Extracting Irregular Pupil Light Responses to Chromatic Stimuli Using Waveform Shapes of Pupillograms
摘要
The waveforms of the Pupillary Light Reflex (PLR) can be analysed in a diagnostic test that allows for differentiation between disorders affecting photoreceptors and disorders affecting retinal ganglion cells, using various signal processing techniques. This procedure has been used on both healthy subjects and patients with Age-Related Macular Degeneration (AMD), as a simple diagnostic procedure is required for diagnosis. The Fourier descriptor technique is used to extract the features of PLR waveform shapes of pupillograms and their amplitudes. To detect those patients affected by AMD using the extracted features, Multi-Dimensional Scaling (MDS) and clustering techniques were used to emphasise stimuli and subject differences. The detection performance of AMD using the features and the MDS technique shows only a qualitative tendency, however. To evaluate the detection performance quantitatively, a set of combined features was created to evaluate characteristics of the PLR waveform shapes in detail. Classification performance was compared across three categories (AMD patients, aged and healthy subjects) using the Random Forest method, and weighted values were optimised using variations of the classification error rates.

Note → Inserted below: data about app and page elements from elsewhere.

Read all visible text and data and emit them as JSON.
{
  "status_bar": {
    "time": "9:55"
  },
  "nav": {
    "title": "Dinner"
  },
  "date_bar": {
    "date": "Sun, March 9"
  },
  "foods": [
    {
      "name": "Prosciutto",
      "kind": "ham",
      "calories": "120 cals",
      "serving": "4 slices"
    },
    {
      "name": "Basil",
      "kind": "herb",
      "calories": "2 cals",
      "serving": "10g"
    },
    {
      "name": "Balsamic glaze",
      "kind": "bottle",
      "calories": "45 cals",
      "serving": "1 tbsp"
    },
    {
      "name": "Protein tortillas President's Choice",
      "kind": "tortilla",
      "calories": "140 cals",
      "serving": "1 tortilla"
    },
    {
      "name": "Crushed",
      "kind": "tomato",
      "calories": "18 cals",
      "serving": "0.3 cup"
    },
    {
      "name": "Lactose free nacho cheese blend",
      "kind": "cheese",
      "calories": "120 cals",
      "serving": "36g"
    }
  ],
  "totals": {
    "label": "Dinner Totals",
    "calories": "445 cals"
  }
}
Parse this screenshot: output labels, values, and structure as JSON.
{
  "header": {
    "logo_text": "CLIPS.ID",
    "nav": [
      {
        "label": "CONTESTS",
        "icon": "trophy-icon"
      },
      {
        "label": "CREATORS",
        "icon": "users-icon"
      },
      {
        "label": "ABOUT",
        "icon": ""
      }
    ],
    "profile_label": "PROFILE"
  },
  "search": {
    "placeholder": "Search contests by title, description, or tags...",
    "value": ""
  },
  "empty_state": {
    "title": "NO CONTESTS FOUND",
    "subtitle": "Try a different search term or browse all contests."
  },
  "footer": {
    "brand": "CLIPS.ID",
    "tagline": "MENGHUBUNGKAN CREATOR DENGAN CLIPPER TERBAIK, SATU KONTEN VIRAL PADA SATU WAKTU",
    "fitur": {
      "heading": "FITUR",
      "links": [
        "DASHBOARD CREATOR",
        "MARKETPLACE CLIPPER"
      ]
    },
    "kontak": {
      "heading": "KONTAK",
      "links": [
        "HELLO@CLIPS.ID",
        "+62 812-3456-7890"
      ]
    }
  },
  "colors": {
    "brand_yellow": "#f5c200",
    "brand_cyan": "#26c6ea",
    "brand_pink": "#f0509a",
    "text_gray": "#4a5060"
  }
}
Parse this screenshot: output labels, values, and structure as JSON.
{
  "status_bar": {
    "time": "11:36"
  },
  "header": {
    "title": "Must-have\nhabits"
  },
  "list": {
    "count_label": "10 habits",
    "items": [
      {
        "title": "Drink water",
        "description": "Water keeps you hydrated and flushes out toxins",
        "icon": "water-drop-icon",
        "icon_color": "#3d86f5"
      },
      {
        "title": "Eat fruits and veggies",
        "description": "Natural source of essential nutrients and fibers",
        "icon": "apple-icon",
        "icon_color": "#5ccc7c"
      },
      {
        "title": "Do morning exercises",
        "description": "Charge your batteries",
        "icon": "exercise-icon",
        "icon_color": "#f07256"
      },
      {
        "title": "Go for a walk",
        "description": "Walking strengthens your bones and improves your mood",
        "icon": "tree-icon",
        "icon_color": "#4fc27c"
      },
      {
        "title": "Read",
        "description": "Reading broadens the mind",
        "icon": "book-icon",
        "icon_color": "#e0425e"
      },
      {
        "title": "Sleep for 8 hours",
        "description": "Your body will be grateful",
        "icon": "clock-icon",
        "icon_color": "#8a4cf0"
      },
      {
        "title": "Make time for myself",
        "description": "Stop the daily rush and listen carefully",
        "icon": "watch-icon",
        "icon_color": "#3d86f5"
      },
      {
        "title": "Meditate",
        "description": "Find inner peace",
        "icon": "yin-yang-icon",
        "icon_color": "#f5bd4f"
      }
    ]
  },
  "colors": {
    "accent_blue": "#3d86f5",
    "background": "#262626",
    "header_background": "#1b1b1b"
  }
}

The results show that the error rates for healthy pupils and AMD-affected pupils were low when the value of the coefficient for a combination of PLR amplitudes and features of waveforms was optimised as 1.5. However, the error rates for patients with age-affected eyes were not low. A classification procedure for AMD patients has been developed using the features of PLR waveform shapes and their amplitudes. The results show that the error rates for healthy PLRs and AMD PLRs were low when the Random Forest method was used to produce the classification. The classification of pupils of patients with age-affected eyes should be carefully considered in order to produce optimum results.